The concept of a modular PC could be compelling to people who like the idea of only using the hardware they want and of upgrading to the latest systems. It draws on the idea of selecting components when you build and maintain your own computer — but here you don’t have to worry about the more technical aspects of installation and repair. You just snap on the pieces you want and snap off the ones you don’t.
HP is offering modules for collaboration (there are touch buttons for easy control of Skype for Business), audio (tuned by Bang & Olufsen), wireless charging, and ODD (for using CDs and DVDs). The system runs up to a Sixth-Generation Intel Core i7 chip with Intel Graphics HD 530, and it offers up to 32GB of RAM and up to 512GB of solid-state storage (SSD), alongside USB-C, USB-A, DisplayPort, HDMI, and headphone ports. The machine starts at $700 and will be available beginning in September.
This follows the launch of Asus’s Project Avalon modular PC project and the revelation of Microsoft’s patent application for a modular PC.
The Pavilion Wave is interesting, too, not least for its triangular appearance. It’s optimized for speech. Sure, computers have come with mics before, but clearly, Microsoft is thinking about how to present the best possible experience with the Cortana virtual assistant embedded in Windows 10, which the PC ships with.

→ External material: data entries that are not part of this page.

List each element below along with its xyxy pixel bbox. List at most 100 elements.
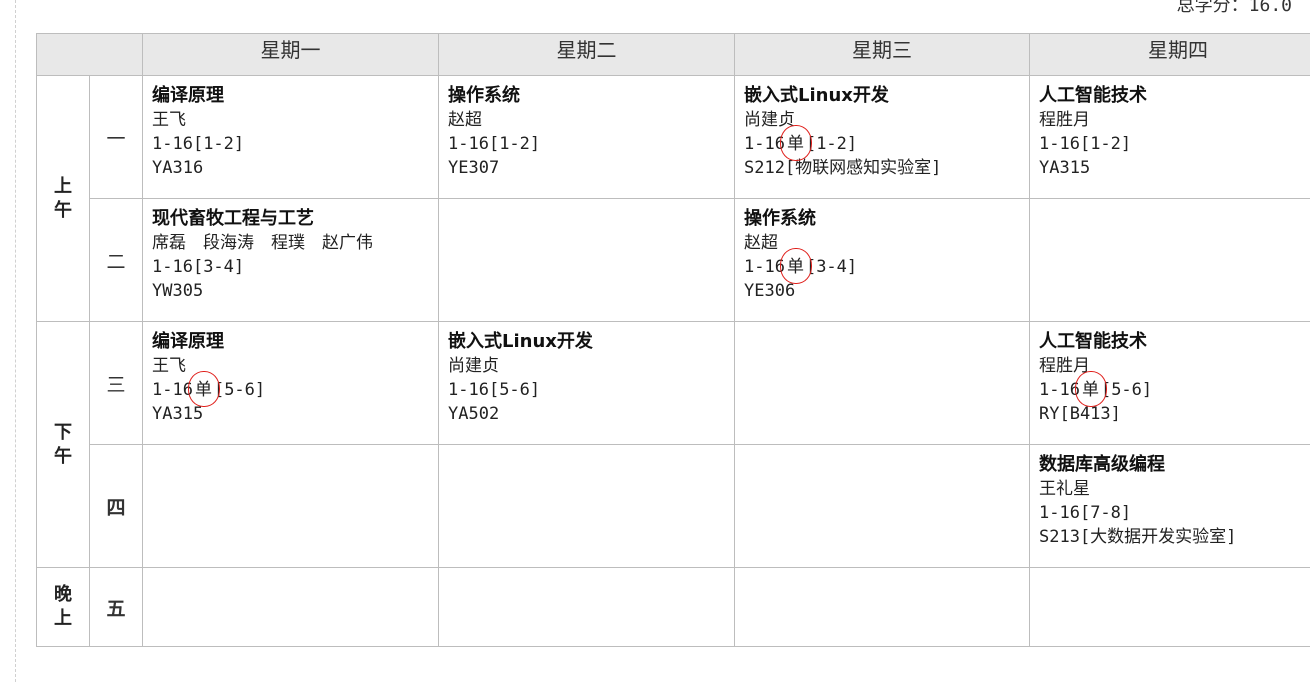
course-cell[interactable]: 编译原理 王飞 1-16 单 [5-6] YA315	[142, 321, 439, 445]
half-label-afternoon-text: 下午	[54, 421, 72, 467]
course-room: S213[大数据开发实验室]	[1039, 527, 1237, 547]
odd-week-mark: 单	[1074, 371, 1107, 407]
slot-label: 四	[89, 444, 143, 568]
course-name: 数据库高级编程	[1039, 454, 1165, 475]
course-weeks-range: 1-16	[1039, 134, 1080, 154]
course-name: 嵌入式Linux开发	[448, 331, 593, 352]
course-periods: [1-2]	[488, 134, 541, 154]
course-room: YA315	[152, 404, 204, 424]
course-name: 人工智能技术	[1039, 331, 1147, 352]
course-weeks-range: 1-16	[1039, 503, 1080, 523]
slot-label: 五	[89, 567, 143, 647]
course-weeks: 1-16[1-2]	[448, 132, 734, 156]
course-periods: [5-6]	[213, 380, 266, 400]
empty-cell	[142, 444, 439, 568]
course-room: YA502	[448, 404, 500, 424]
course-cell[interactable]: 嵌入式Linux开发 尚建贞 1-16 单 [1-2] S212[物联网感知实验室]	[734, 75, 1030, 199]
timetable-header-row: 星期一 星期二 星期三 星期四	[36, 33, 1310, 76]
course-weeks-range: 1-16	[1039, 380, 1080, 400]
slot-label: 三	[89, 321, 143, 445]
course-name: 编译原理	[152, 331, 224, 352]
empty-cell	[438, 444, 735, 568]
course-weeks-range: 1-16	[448, 134, 489, 154]
timetable-row: 二 现代畜牧工程与工艺 席磊 段海涛 程璞 赵广伟 1-16[3-4] YW305 操作…	[37, 198, 1310, 322]
course-name: 嵌入式Linux开发	[744, 85, 889, 106]
course-name: 操作系统	[448, 85, 520, 106]
corner-header	[36, 33, 143, 76]
empty-cell	[1029, 567, 1310, 647]
timetable-row: 晚上 五	[36, 567, 1310, 647]
course-weeks: 1-16[7-8]	[1039, 501, 1310, 525]
course-periods: [5-6]	[1100, 380, 1153, 400]
day-header-mon: 星期一	[142, 33, 439, 76]
half-label-evening: 晚上	[36, 567, 90, 647]
course-teacher: 尚建贞	[448, 356, 499, 376]
course-cell[interactable]: 操作系统 赵超 1-16 单 [3-4] YE306	[734, 198, 1030, 322]
half-label-evening-text: 晚上	[54, 584, 72, 629]
timetable: 星期一 星期二 星期三 星期四 上午 一 编译原理 王飞 1-16[1-2] YA31…	[36, 33, 1310, 647]
empty-cell	[734, 321, 1030, 445]
page-left-border	[15, 0, 16, 682]
empty-cell	[142, 567, 439, 647]
course-weeks: 1-16 单 [5-6]	[152, 371, 438, 407]
empty-cell	[1029, 198, 1310, 322]
course-weeks-range: 1-16	[152, 257, 193, 277]
course-room: YA315	[1039, 158, 1091, 178]
course-periods: [3-4]	[192, 257, 245, 277]
course-weeks-range: 1-16	[744, 257, 785, 277]
course-teacher: 席磊 段海涛 程璞 赵广伟	[152, 233, 373, 253]
course-room: RY[B413]	[1039, 404, 1121, 424]
course-room: YW305	[152, 281, 204, 301]
day-header-tue: 星期二	[438, 33, 735, 76]
half-label-morning: 上午	[36, 75, 90, 322]
day-header-thu: 星期四	[1029, 33, 1310, 76]
timetable-row: 上午 一 编译原理 王飞 1-16[1-2] YA316 操作系统 赵超 1-16[1-2]…	[36, 75, 1310, 322]
course-name: 操作系统	[744, 208, 816, 229]
course-weeks: 1-16 单 [3-4]	[744, 248, 1029, 284]
course-weeks: 1-16[5-6]	[448, 378, 734, 402]
course-periods: [1-2]	[192, 134, 245, 154]
course-room: YE306	[744, 281, 796, 301]
course-teacher: 王飞	[152, 110, 186, 130]
course-weeks: 1-16[1-2]	[152, 132, 438, 156]
empty-cell	[438, 198, 735, 322]
course-name: 人工智能技术	[1039, 85, 1147, 106]
course-cell[interactable]: 操作系统 赵超 1-16[1-2] YE307	[438, 75, 735, 199]
course-weeks: 1-16 单 [5-6]	[1039, 371, 1310, 407]
course-weeks-range: 1-16	[448, 380, 489, 400]
course-name: 现代畜牧工程与工艺	[152, 208, 314, 229]
slot-label: 一	[89, 75, 143, 199]
course-weeks: 1-16 单 [1-2]	[744, 125, 1029, 161]
slot-label: 二	[89, 198, 143, 322]
course-weeks-range: 1-16	[744, 134, 785, 154]
course-room: YA316	[152, 158, 204, 178]
course-periods: [7-8]	[1079, 503, 1132, 523]
course-cell[interactable]: 嵌入式Linux开发 尚建贞 1-16[5-6] YA502	[438, 321, 735, 445]
odd-week-mark: 单	[779, 248, 812, 284]
course-weeks-range: 1-16	[152, 380, 193, 400]
half-label-morning-text: 上午	[54, 175, 72, 221]
odd-week-mark: 单	[779, 125, 812, 161]
course-room: S212[物联网感知实验室]	[744, 158, 942, 178]
course-cell[interactable]: 人工智能技术 程胜月 1-16 单 [5-6] RY[B413]	[1029, 321, 1310, 445]
course-periods: [1-2]	[1079, 134, 1132, 154]
course-cell[interactable]: 数据库高级编程 王礼星 1-16[7-8] S213[大数据开发实验室]	[1029, 444, 1310, 568]
course-teacher: 王礼星	[1039, 479, 1090, 499]
course-cell[interactable]: 编译原理 王飞 1-16[1-2] YA316	[142, 75, 439, 199]
half-label-afternoon: 下午	[36, 321, 90, 568]
odd-week-mark: 单	[187, 371, 220, 407]
course-cell[interactable]: 现代畜牧工程与工艺 席磊 段海涛 程璞 赵广伟 1-16[3-4] YW305	[142, 198, 439, 322]
course-periods: [1-2]	[805, 134, 858, 154]
timetable-row: 下午 三 编译原理 王飞 1-16 单 [5-6] YA315 嵌入式Linux开发 尚建贞 1…	[36, 321, 1310, 568]
course-teacher: 赵超	[448, 110, 482, 130]
course-room: YE307	[448, 158, 500, 178]
course-weeks: 1-16[3-4]	[152, 255, 438, 279]
day-header-wed: 星期三	[734, 33, 1030, 76]
empty-cell	[734, 444, 1030, 568]
course-teacher: 程胜月	[1039, 110, 1090, 130]
course-cell[interactable]: 人工智能技术 程胜月 1-16[1-2] YA315	[1029, 75, 1310, 199]
empty-cell	[438, 567, 735, 647]
total-credits: 总学分：16.0	[1176, 0, 1292, 16]
empty-cell	[734, 567, 1030, 647]
course-periods: [5-6]	[488, 380, 541, 400]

The Pavilion Wave has up to a Sixth-Generation Intel Core i7 chip with Intel HD 530 Graphics, up to 16GB of RAM, up to 2TB of hard disk space, up to 128GB SSD, USB-C and USB-A ports, HDMI, an SD card reader, and Bang & Olufsen multi-directional audio. The PC starts at $550 and will become available on September 23, according to a statement.
Clearly HP is thinking about ways to stand out and stay relevant. Its laptops, like the Spectre, have managed to stand out. Now, less than one year after its split from Hewlett Packard Enterprise, HP is thinking about the classic desktop experience, even in the age of mobile devices.